Title: The Oldest Text of Ibn al-Fārid's Dīwān
Author(s): SCATTOLIN, G.
Journal: MIDEO
Volume: 24    Date: 2000   
Pages: 83-114
DOI: 10.2143/MID.24.0.565633

Abstract :
In the introduction to his translation of the ‘Great Ta’iyya’ (al-Ta’iyyat al-kubrā), a mystical poem composed by the Egyptian Sufi?Umar Ibn al-Fārid (576/1181-632/ 1235), Arthur John Arberry (d. 1973), the well known English orientalist, mentions two reasons that pushed him to undertake such a difficult task1. The first, as he says, was that: “... I happened to hit upon a manuscript of Ibn al-Fārid’s poems in the library of my generous friend Mr.

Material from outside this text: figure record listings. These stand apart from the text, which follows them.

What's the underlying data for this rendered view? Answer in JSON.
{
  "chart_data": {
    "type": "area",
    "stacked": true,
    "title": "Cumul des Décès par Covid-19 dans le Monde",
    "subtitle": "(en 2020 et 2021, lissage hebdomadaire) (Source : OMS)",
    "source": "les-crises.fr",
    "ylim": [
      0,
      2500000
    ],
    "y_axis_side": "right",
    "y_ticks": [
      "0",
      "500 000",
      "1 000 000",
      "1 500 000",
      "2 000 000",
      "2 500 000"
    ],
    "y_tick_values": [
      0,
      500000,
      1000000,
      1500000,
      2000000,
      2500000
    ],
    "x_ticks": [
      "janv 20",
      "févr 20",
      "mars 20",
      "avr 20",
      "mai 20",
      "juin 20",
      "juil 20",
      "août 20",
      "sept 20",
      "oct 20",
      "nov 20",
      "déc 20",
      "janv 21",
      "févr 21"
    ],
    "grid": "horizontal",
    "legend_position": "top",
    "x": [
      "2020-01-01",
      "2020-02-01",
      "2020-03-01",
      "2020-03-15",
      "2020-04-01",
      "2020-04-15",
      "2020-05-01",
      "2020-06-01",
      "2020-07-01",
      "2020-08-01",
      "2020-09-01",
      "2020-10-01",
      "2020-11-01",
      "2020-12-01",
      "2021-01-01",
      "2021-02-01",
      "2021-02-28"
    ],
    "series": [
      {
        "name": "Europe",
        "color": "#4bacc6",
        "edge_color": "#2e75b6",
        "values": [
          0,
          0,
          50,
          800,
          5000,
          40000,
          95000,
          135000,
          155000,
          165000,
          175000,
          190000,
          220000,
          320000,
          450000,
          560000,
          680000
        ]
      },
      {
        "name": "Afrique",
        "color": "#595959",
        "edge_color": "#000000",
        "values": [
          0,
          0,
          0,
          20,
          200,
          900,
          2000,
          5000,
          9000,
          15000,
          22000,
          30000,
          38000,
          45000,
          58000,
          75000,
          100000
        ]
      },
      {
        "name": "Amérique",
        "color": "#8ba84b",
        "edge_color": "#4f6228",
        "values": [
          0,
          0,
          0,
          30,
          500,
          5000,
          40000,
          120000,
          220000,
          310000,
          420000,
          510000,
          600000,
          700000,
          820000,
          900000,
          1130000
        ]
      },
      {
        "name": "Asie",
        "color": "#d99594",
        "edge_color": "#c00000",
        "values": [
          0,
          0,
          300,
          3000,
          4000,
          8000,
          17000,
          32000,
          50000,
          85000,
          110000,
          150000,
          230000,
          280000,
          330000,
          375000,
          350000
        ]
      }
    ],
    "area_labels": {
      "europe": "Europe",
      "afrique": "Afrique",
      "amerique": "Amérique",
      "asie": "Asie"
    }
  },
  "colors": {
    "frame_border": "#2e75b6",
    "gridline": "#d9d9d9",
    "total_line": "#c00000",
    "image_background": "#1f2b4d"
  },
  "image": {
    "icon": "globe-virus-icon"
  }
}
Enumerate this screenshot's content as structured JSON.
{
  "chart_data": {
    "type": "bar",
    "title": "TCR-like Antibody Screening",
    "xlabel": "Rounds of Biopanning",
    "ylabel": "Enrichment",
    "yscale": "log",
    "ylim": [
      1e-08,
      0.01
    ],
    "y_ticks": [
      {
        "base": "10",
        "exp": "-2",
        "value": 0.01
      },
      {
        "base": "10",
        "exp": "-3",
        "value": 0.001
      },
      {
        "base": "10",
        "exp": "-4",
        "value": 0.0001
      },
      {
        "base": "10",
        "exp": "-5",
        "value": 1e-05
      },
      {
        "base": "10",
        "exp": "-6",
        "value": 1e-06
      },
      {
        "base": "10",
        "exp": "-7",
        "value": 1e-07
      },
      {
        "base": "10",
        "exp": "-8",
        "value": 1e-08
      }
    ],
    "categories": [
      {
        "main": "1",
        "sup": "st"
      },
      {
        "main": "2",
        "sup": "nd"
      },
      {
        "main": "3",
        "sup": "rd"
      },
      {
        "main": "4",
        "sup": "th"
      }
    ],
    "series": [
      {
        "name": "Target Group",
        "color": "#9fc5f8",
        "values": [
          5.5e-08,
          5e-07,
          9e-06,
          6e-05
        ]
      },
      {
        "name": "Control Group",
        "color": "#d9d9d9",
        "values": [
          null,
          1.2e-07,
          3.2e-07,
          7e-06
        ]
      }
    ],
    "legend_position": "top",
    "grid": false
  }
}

A. Chester Beatty, a copy which antedates all other known codices”. The other was that: “By one of those strange coincidences which almost persuade a man to believe in destiny, I had the luck at about same time to pick up in an obscure bookshop a copy of the very rare edition (published in the East in 1876) of the oldest and most detailed commentary on the poem, that written during the latter half of the thirteenth century by Sa'īd al-Dīn al-Farghānī...”.